Thursday, April 25, 2013

God Knew



            I should have known.  After all, it’s happened before.
            Yesterday I finished writing my monthly Random Reflections column for The Log, our church newsletter.  Titled “Hindsight,” it was about turning to God’s promise in Romans 8:28 as an antidote for regret.  I wondered if there was a specific person who needed this particular reflection.
            As it turned out, there is:  me.
            On this warm and sunny afternoon (April 24) of Mom’s 86th birthday, I go to visit her at HomePlace, the memory care facility where she has lived for over a year.  I bring in magazines for her to read, a new acrostics puzzle book, a picture of her great-grandchildren (Benjamin and Joelle), a box of Russell Stover chocolates, and a birthday card from my brother John and me.  My other brother, Bob, who lives in Kentucky, sent a lovely bouquet with yellow roses.  
            Mom sits in her recliner with her lap quilt, the window blinds down to block the sun.  She shows none of her old enthusiasm, in which she practically leapt from the chair to greet me, and accepts my gifts with more incomprehension than interest.  After a bit, I suggest we go outside to enjoy the sunshine, remembering that a year ago, I took her out for dinner and a drive on her birthday; today, she is hard pressed to walk out of her room with me to the courtyard.
            Mom has always been an outdoors person.  John and I used to joke that she was solar-powered.  Now, as we sit in the sun, she does not show her usual interest in the flowers and blossoming fruit trees.  There are distractions, though:  one resident trying to find a way out through the tall wooden fence, another speaking nonsense syllables as she gestures at a lawn decoration. 

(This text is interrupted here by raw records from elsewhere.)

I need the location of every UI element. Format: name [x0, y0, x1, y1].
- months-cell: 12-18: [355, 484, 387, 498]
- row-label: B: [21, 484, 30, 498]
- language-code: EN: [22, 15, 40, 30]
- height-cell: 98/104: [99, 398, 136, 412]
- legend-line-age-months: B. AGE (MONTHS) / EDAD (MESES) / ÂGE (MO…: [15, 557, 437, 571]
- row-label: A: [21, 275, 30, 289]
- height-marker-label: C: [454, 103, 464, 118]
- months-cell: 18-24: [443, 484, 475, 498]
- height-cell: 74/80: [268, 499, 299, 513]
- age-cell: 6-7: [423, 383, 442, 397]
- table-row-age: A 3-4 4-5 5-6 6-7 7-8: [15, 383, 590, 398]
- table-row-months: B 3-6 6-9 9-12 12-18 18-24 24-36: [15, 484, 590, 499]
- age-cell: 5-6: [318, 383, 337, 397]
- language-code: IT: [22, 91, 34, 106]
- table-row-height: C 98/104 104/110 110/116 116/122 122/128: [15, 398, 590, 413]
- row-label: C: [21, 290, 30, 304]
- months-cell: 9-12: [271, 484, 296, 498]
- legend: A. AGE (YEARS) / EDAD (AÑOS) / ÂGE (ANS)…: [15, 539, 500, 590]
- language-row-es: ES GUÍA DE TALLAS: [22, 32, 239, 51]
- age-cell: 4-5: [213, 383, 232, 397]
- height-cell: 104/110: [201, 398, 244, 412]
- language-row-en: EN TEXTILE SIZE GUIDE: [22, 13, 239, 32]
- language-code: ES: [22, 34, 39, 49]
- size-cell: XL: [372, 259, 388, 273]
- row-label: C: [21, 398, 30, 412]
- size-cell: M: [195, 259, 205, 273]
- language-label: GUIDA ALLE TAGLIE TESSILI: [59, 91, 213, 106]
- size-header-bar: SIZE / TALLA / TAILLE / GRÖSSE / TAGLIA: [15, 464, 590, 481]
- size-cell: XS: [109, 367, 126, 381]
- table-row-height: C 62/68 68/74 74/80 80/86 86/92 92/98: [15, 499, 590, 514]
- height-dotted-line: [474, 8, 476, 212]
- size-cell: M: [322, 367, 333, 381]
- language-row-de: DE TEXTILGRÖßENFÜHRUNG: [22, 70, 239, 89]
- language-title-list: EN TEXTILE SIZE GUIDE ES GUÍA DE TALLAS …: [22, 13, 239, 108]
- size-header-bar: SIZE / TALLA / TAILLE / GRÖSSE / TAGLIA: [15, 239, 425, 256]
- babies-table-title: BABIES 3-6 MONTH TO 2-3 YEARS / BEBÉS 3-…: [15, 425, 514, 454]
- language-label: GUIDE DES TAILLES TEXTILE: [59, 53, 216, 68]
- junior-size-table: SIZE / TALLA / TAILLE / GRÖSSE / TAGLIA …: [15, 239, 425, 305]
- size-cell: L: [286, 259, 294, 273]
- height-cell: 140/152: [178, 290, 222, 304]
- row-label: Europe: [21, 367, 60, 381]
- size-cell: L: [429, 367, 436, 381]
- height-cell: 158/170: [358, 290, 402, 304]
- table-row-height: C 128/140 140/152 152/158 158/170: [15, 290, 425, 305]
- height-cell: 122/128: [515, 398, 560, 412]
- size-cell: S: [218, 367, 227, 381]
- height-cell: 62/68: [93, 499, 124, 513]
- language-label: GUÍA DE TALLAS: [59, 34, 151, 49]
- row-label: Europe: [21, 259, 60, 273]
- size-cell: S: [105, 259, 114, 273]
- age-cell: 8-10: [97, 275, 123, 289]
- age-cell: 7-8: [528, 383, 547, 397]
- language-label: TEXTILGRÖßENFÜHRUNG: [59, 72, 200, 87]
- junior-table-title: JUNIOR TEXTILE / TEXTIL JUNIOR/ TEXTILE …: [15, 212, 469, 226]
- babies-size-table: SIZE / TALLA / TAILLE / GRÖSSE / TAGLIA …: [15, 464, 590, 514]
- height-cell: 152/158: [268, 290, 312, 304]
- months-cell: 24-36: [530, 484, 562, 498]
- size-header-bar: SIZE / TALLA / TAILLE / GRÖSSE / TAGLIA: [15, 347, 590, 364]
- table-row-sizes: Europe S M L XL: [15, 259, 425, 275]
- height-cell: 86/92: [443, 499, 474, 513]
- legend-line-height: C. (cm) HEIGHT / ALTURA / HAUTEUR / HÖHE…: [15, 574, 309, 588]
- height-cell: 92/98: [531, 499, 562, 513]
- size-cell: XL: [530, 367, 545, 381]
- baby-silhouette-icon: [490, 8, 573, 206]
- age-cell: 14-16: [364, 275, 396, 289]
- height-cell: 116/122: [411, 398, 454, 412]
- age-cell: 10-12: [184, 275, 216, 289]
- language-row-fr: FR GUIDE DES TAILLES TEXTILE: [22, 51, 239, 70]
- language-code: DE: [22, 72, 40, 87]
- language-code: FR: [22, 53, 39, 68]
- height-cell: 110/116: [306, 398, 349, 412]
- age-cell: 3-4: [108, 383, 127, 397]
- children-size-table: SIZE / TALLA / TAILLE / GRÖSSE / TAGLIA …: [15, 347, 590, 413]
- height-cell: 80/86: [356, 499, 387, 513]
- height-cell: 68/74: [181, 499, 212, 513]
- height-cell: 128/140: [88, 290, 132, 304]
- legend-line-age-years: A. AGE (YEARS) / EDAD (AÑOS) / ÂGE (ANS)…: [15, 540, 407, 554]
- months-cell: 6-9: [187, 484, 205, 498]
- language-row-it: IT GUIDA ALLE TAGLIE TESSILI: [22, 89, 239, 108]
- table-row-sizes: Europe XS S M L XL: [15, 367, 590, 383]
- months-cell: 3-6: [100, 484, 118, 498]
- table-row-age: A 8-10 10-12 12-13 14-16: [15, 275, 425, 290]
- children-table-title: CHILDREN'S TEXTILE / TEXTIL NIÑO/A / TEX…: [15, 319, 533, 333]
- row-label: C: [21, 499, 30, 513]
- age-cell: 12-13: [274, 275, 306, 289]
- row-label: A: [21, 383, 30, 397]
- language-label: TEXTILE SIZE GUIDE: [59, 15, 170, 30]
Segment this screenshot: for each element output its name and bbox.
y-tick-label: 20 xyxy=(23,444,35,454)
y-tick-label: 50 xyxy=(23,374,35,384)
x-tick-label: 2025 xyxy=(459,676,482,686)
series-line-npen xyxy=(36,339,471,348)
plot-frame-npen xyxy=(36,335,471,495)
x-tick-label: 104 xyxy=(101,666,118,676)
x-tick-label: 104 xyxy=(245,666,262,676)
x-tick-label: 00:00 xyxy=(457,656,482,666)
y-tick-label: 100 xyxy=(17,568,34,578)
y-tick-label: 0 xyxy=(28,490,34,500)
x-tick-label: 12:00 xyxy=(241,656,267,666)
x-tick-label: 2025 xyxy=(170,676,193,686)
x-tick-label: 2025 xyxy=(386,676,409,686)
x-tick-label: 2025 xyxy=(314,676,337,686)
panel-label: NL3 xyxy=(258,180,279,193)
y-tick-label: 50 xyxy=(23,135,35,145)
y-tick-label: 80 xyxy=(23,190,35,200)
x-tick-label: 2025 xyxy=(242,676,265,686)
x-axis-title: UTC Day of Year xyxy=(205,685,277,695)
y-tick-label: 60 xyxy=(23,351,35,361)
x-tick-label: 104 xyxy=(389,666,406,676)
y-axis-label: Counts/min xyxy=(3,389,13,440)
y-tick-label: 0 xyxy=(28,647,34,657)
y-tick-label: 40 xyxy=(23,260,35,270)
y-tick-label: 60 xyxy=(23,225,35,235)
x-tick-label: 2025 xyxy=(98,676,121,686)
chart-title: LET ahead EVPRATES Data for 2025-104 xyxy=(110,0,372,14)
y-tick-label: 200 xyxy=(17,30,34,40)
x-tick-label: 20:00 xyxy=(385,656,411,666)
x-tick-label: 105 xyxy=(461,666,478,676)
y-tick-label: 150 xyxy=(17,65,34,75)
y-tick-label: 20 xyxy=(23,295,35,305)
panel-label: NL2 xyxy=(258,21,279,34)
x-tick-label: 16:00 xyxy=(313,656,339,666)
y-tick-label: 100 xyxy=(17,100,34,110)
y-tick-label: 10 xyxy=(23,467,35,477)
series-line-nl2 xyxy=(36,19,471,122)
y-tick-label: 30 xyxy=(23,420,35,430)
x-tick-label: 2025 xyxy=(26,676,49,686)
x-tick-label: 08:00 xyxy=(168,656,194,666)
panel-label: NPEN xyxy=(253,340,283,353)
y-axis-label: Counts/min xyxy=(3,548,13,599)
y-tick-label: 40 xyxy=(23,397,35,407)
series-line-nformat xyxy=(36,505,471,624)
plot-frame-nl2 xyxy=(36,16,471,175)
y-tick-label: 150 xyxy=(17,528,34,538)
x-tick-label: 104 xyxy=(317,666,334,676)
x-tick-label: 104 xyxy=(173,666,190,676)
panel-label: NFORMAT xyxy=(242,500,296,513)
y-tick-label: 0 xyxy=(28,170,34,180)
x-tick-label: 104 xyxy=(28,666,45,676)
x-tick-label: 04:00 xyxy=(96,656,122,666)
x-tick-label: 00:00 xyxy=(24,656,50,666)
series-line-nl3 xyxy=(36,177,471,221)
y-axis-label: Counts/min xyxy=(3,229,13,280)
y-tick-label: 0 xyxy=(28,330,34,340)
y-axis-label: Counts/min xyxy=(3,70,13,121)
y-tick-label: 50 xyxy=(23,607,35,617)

            Suddenly Mom decides she cannot be outdoors anymore, and we walk back inside.  Eventually, she says she is really tired, so I accompany her back to her room where I cheerily remind her again that today is her 86th birthday, that the pretty flowers are from Bob, and that the chocolates are from John and me.  I open the box of chocolates for her, but she is not interested.  I wish her a happy birthday once more, give her a hug, and leave.
            Regret washes over me for not having taken her on more rides while she was still able to enjoy them, for not having visited more often, for all the missed opportunities to brighten her life.   Even as I repent for my sins of omission, the undertow of loss threatens to drag me out to sea.
            And then I remember Romans 8:28 and the words I penned so recently.  God knew I would need them.